Bandırma her ne  kadar 50 yıllık bir kulüp olsa da buraya gelenlerin hemen hepsinin ortak kanaati tesisleşmede sınıfta kalmış bir kent. Balıkesir'in  idari anlamda altında olması Bandırmanın kasten ve ihanet derecesinde itilmişliğine yol açmış birkent. Bu görüntüye Hakemlerin etkilenmemesi ön yargılı olmaması olanaksız. Bu  İLKEL ve YAMA stadla Süper LİGE Mİ ÇIKACAKTIK ! 
Her yerde mükemmel stadlar ailelerinde çoluğuyla çocuğuyla gidebileceği yiyecek içecek tüketebileceği konforlu   ortamlar var. Bize bakıyorsunuz GulaG takım adaları ortamı ve kale arkalarımız hala taş duvar  yığma toprak. Canlı yayınlarda bile ürkütücü bir çirkinlik. Görüntüsüyle bile bizi  misafirlerimize aşağılatan bir görüntü.

Bu tamamiyle Bandırmaya hizmeti yatırımı getirtmeyen siyasilerin suçu. Bandırma yı temsil edenlerin beceriksizliği. Özellikle on yıllardır sağ iktidarların Bandırma'yı sinsice cezalandırma yaklaşımı. Seçimi kazandıktan sonra kendilerini seçen kentine bir dönüp bakmaktan imtina edecek kadar duyarsızlık adına hainlikleri bugünkü perişanlığımızın nedenidir.

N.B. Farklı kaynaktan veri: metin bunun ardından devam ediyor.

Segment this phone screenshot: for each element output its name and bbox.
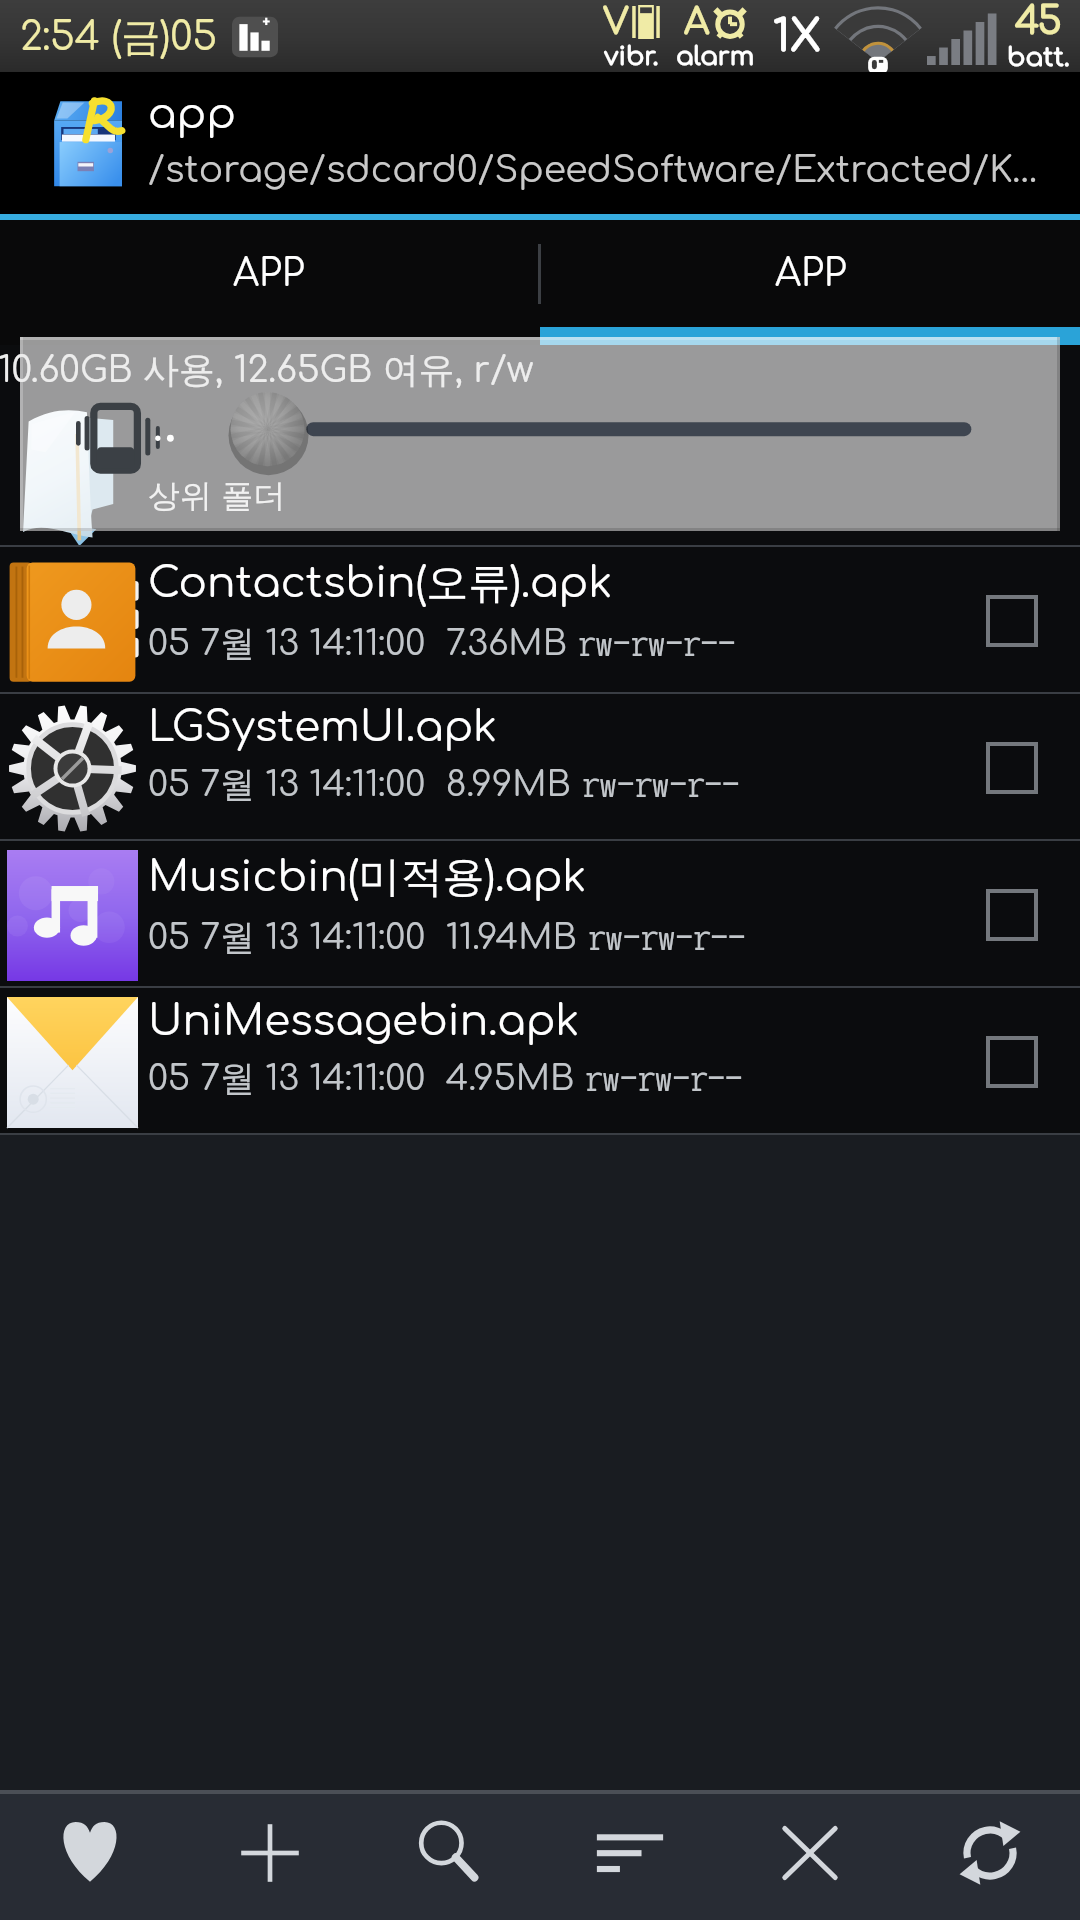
staticText: 05 7월 13 14:11:00 11.94MB — [148, 915, 588, 959]
staticText: A — [684, 2, 710, 42]
button[interactable]: Favorites — [0, 1794, 180, 1920]
button[interactable]: UniMessagebin.apk — [0, 988, 1080, 1135]
staticText: 05 7월 13 14:11:00 4.95MB — [148, 1056, 585, 1100]
button[interactable]: Select file — [944, 841, 1080, 988]
button[interactable]: Search — [360, 1794, 540, 1920]
staticText: app — [148, 91, 236, 138]
staticText: 45 — [1015, 1, 1062, 43]
staticText: 상위 폴더 — [148, 476, 286, 516]
button[interactable]: 상위 폴더 — [0, 345, 1080, 547]
staticText: LGSystemUI.apk — [148, 704, 498, 751]
staticText: UniMessagebin.apk — [148, 998, 580, 1045]
staticText: rw-rw-r-- — [588, 920, 746, 955]
button[interactable]: Refresh — [900, 1794, 1080, 1920]
staticText: rw-rw-r-- — [585, 1061, 743, 1096]
button[interactable]: Contactsbin(오류).apk — [0, 547, 1080, 694]
staticText: Contactsbin(오류).apk — [148, 557, 613, 610]
button[interactable]: Select file — [944, 547, 1080, 694]
staticText: 10.60GB 사용, 12.65GB 여유, r/w — [0, 347, 534, 392]
button[interactable]: Select file — [944, 988, 1080, 1135]
staticText: batt. — [1007, 43, 1070, 72]
button[interactable]: APP — [541, 220, 1080, 327]
button[interactable]: Select file — [944, 694, 1080, 841]
staticText: rw-rw-r-- — [582, 767, 740, 802]
staticText: Musicbin(미적용).apk — [148, 851, 587, 904]
button[interactable]: Close — [720, 1794, 900, 1920]
staticText: /storage/sdcard0/SpeedSoftware/Extracted… — [148, 150, 1039, 190]
button[interactable]: Current folder: app — [0, 72, 1080, 214]
staticText: 1X — [773, 12, 821, 61]
staticText: V — [603, 2, 629, 42]
button[interactable]: APP — [0, 220, 538, 327]
button[interactable]: New folder — [180, 1794, 360, 1920]
staticText: APP — [775, 253, 847, 294]
button[interactable]: Musicbin(미적용).apk — [0, 841, 1080, 988]
staticText: APP — [233, 253, 305, 294]
button[interactable]: LGSystemUI.apk — [0, 694, 1080, 841]
staticText: 2:54 (금)05 — [20, 12, 218, 61]
button[interactable]: Sort — [540, 1794, 720, 1920]
staticText: 05 7월 13 14:11:00 8.99MB — [148, 762, 582, 806]
staticText: vibr. — [604, 42, 659, 71]
staticText: rw-rw-r-- — [578, 626, 736, 661]
staticText: alarm — [676, 42, 755, 71]
staticText: 05 7월 13 14:11:00 7.36MB — [148, 621, 578, 665]
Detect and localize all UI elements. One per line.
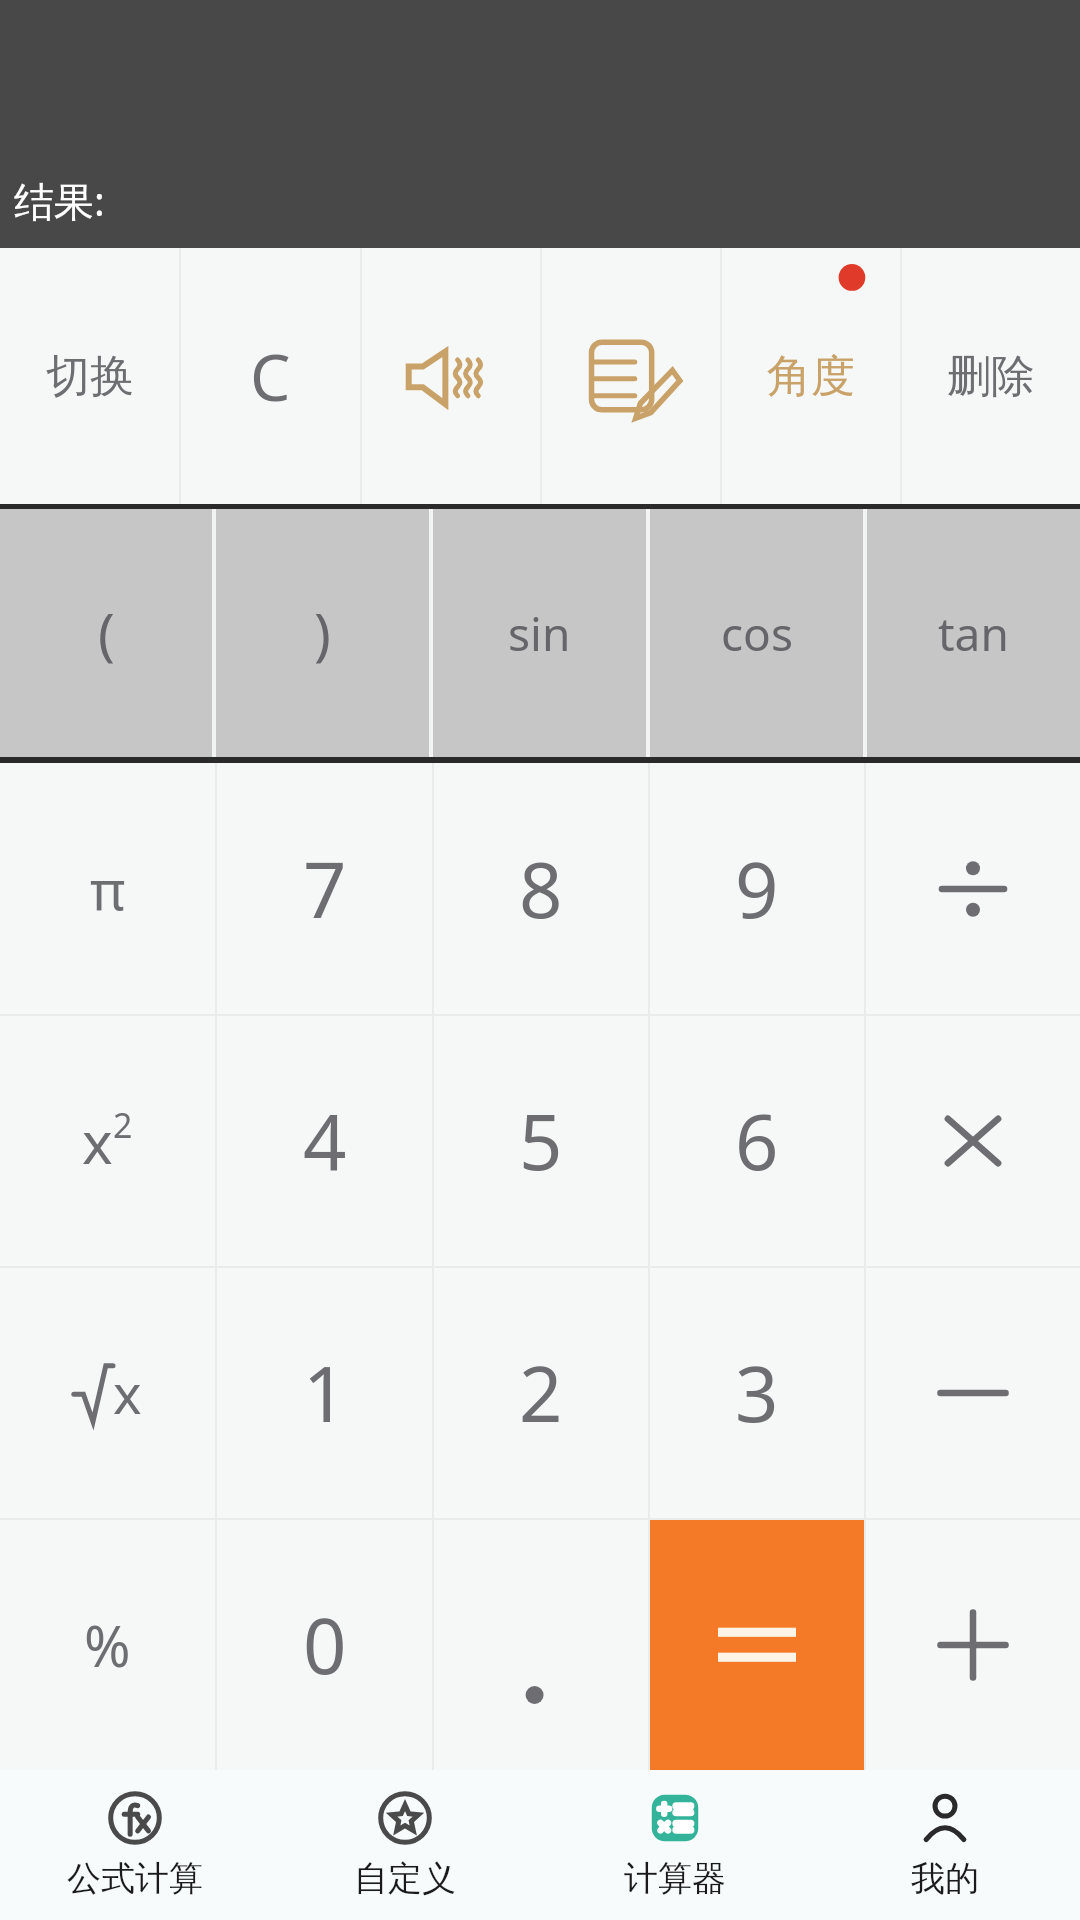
staticText: 9	[735, 837, 779, 941]
staticText: 3	[735, 1341, 779, 1445]
staticText: 结果:	[14, 173, 105, 228]
button[interactable]: π	[0, 763, 215, 1014]
button[interactable]: tan	[867, 509, 1080, 757]
button[interactable]: Sound	[362, 248, 540, 504]
button[interactable]: 4	[217, 1016, 432, 1266]
staticText: %	[84, 1607, 131, 1683]
staticText: 我的	[911, 1857, 979, 1900]
button[interactable]: plus	[866, 1520, 1080, 1770]
staticText: 5	[519, 1089, 563, 1193]
button[interactable]: 计算器	[540, 1770, 810, 1920]
button[interactable]: equals	[650, 1520, 864, 1770]
button[interactable]: 自定义	[270, 1770, 540, 1920]
button[interactable]: divide	[866, 763, 1080, 1014]
button[interactable]: 1	[217, 1268, 432, 1518]
button[interactable]: 切换	[0, 248, 179, 504]
staticText: 计算器	[624, 1857, 726, 1900]
staticText: 删除	[947, 349, 1035, 404]
button[interactable]: 3	[650, 1268, 864, 1518]
button[interactable]: cos	[650, 509, 863, 757]
staticText: x	[82, 1102, 113, 1181]
staticText: x	[113, 1356, 142, 1430]
button[interactable]: 7	[217, 763, 432, 1014]
staticText: 1	[303, 1341, 347, 1445]
button[interactable]: 9	[650, 763, 864, 1014]
staticText: 7	[303, 837, 347, 941]
staticText: 0	[303, 1593, 347, 1697]
button[interactable]: 6	[650, 1016, 864, 1266]
staticText: 公式计算	[67, 1857, 203, 1900]
button[interactable]: 8	[434, 763, 648, 1014]
button[interactable]: Notes	[542, 248, 720, 504]
staticText: 6	[735, 1089, 779, 1193]
staticText: 角度	[767, 349, 855, 404]
button[interactable]: C	[181, 248, 360, 504]
button[interactable]: 5	[434, 1016, 648, 1266]
button[interactable]: %	[0, 1520, 215, 1770]
staticText: 切换	[46, 349, 134, 404]
button[interactable]: x squared	[0, 1016, 215, 1266]
button[interactable]: 0	[217, 1520, 432, 1770]
button[interactable]: 我的	[810, 1770, 1080, 1920]
staticText: 2	[519, 1341, 563, 1445]
staticText: tan	[938, 602, 1009, 665]
button[interactable]: )	[216, 509, 429, 757]
button[interactable]: minus	[866, 1268, 1080, 1518]
staticText: 自定义	[354, 1857, 456, 1900]
button[interactable]: multiply	[866, 1016, 1080, 1266]
staticText: 8	[519, 837, 563, 941]
staticText: π	[90, 852, 126, 926]
button[interactable]: 公式计算	[0, 1770, 270, 1920]
staticText: C	[250, 333, 291, 420]
button[interactable]: 删除	[902, 248, 1080, 504]
staticText: sin	[508, 602, 571, 665]
staticText: (	[98, 595, 115, 671]
button[interactable]: (	[0, 509, 212, 757]
button[interactable]: square root of x	[0, 1268, 215, 1518]
button[interactable]: 角度	[722, 248, 900, 504]
button[interactable]: 2	[434, 1268, 648, 1518]
staticText: )	[314, 595, 331, 671]
staticText: 2	[113, 1102, 133, 1148]
button[interactable]: decimal point	[434, 1520, 648, 1770]
staticText: cos	[721, 602, 793, 665]
staticText: 4	[303, 1089, 347, 1193]
button[interactable]: sin	[433, 509, 646, 757]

Mustafa  Denizli Hoca sadece ayakta durarak poz vererek Hakemi etkilediği kesin düşüncemdir.
Yankaya düdüğü çalamadı.
Bu teselli mazereti tabii ki değil BANDIRMASPOR  iyi direndi   ve maçı koparacak çok sayıda pozisyon teke tek yakaladı. Ama golcülük başka bir şey. İşte  Semih yakaladığı ilk pozisyonda topu gerektiği yere bıraktı. 
Üstün ise kargalara vurdu.
Etrafımda ki herkes şans adına yığınla isyan etti.
Futbolda şansın olduğuna şans melekleri olduğuna inanırım zaman zaman kanıtlayacak işler oluyor ama Takunyacıoğlu da aksini savunur hep. "Yok öyle bir numara" der.
Ona da rahmetli Turan Hoca söylemiş. Demiş ki ;"Futbolda şans yoktur .Eğer top direğe çarptıysa sen o topu direğin içine vuracak yeteneğin olmadığı içindir.
 Eğer altıpasta  vurduğun top kaleciye çarptıysa mutlak gol auta gittiyse fizik kurallarıyla ayağının topa vuracağı açıyı tutturamadığın içindir.Kısaca  şans değildir yeteneksizliktir.
Dünkü maça baktığımda şans inancım da sarsıldı.